Gregory K. Moffatt, Ph.D.
If you are following current events these days, you might be thinking that our country is more divided than ever. I know it seems that way, especially in the midst of the impeachment proceedings of late. The election season makes it even worse. Candidates for the Democratic party numbered more than 20 at the onset of campaigning and the ones remaining in the race are jockeying to set themselves apart from their opponents. But even more so, they are trying to set themselves apart from a president they hope to unseat.
But conflict on the national stage is nothing new. Our country has faced major divisions from the very beginning of our history. Here are just a few examples.
There was by no means a consensus among the people of the Colonies in 1776 to break from Britain. Some were adamant that revolution was not the answer. Others were equally adamant that it was. This was an important decision. After all, their lives were at stake. John Adams believed that about one third of colonists remained loyal to Great Britain even after the Declaration of Independence.
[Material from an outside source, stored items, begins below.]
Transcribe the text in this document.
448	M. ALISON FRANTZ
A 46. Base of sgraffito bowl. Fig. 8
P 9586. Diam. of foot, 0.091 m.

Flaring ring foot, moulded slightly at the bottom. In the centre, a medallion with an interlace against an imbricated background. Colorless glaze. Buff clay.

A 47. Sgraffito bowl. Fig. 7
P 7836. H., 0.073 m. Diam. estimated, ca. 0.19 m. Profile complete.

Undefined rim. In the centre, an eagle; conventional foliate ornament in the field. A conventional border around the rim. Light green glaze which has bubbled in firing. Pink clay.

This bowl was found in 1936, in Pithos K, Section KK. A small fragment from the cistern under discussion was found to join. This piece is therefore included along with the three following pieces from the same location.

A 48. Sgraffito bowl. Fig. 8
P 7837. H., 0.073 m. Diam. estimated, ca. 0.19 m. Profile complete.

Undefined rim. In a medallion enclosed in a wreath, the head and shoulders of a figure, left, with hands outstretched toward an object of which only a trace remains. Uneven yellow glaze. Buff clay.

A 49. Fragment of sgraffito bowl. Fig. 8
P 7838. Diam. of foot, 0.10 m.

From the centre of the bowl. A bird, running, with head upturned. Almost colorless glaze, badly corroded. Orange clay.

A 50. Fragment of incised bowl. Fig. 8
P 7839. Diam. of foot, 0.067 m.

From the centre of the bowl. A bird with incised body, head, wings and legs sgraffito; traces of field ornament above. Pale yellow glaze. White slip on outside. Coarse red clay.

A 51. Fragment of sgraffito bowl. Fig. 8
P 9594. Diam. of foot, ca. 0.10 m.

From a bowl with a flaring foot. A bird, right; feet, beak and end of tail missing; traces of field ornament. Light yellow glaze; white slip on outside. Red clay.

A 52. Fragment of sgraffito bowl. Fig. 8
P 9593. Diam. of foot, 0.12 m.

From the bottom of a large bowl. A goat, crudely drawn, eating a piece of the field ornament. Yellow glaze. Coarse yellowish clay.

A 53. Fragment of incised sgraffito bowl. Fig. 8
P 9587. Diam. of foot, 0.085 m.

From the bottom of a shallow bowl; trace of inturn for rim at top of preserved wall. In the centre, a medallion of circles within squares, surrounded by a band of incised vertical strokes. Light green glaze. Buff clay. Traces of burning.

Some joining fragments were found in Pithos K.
Slavery was a controversial question from our nation's inception. John Adams, our nation's second president, was a vocal opponent to slavery. This argument continued for almost 100 years until it was at least partially resolved by the Civil War.
The decision to double the size of the United States through the Louisiana Purchase in 1803 was not a simple one. Thomas Jefferson had to persuade his own cabinet it was a good idea. And even at the bargain price, the United States didn't have the money for it. Many citizens opposed it on that fact alone.
Starting with an opening shot on Fort Sumter in 1861, northern states went to war with their southern brothers. These were among our darkest days and the war was one in which more Americans died than any other. Primarily at question was the sovereignty of independent States of the Union.
Despite the words "all men are created equal" in the Declaration of Independence, non-whites and women could not vote for many decades. Women finally won the right to vote in 1919. Unfortunately, it was several decades later before non-whites were assured of that privilege. Note that Alexander Hamilton, a founding father and the first Secretary of the Treasury, only wanted landowners to have the right to vote.
In 1929, following the crash of the stock market, the country was plunged into the Great Depression that lasted well into the 1930s.
The country was seriously divided for a time on whether or not to enter World War II, but with the bombing of Pearl Harbor, sentiments changed and the U.S. entered that global conflict in 1942.
For nearly a decade, the U.S. Government hunted for citizens who might be Communists in the midst of what became known as the Red Scare. Led by Joseph McCarthy, the essential right to believe what you want, say what you want, and support any political system you want was compromised by our leadership.
The Equal Rights Amendment failed to be ratified after being passed by Congress in 1971. But there actually was an earlier version of the ERA in 1923. It took nearly 50 years to bring the vote to the States. Interestingly, the ERA failed in the 1970s because of a significant female sentiment against it.
The Civil Rights movement in the 1960s, U.S. involvement in Viet Nam, and the assassinations of Robert Kennedy, John Kennedy, Malcom X, and Martin Luther King brought our country closer to self-destruction than any other time in history with the exception of 1861.
In 2001, following the tragedy of 9/11, the United States entered into war in Afghanistan as part of the "War on Terror." This remains one of the most controversial political issues of our day and the war continues, making it the longest war in American history.
Three presidents besides Donald Trump faced impeachment. Bill Clinton (1998) and Andrew Johnson (1868) were actually impeached, but neither were convicted by the Senate. Richard Nixon was on the road to impeachment and almost certainly would have been impeached if he hadn't resigned to avoid it in 1972.
So there you go. Our history is full of division and very dark days. These examples are all I can fit into this column. I'm not suggesting division is good just because it is our history. I don't like it any more than you do. But it tells me we are strong. Like a bickering family at a summer reunion, we are still family. We can get along with some people better than others, but the important thing is we can get along. We'll survive.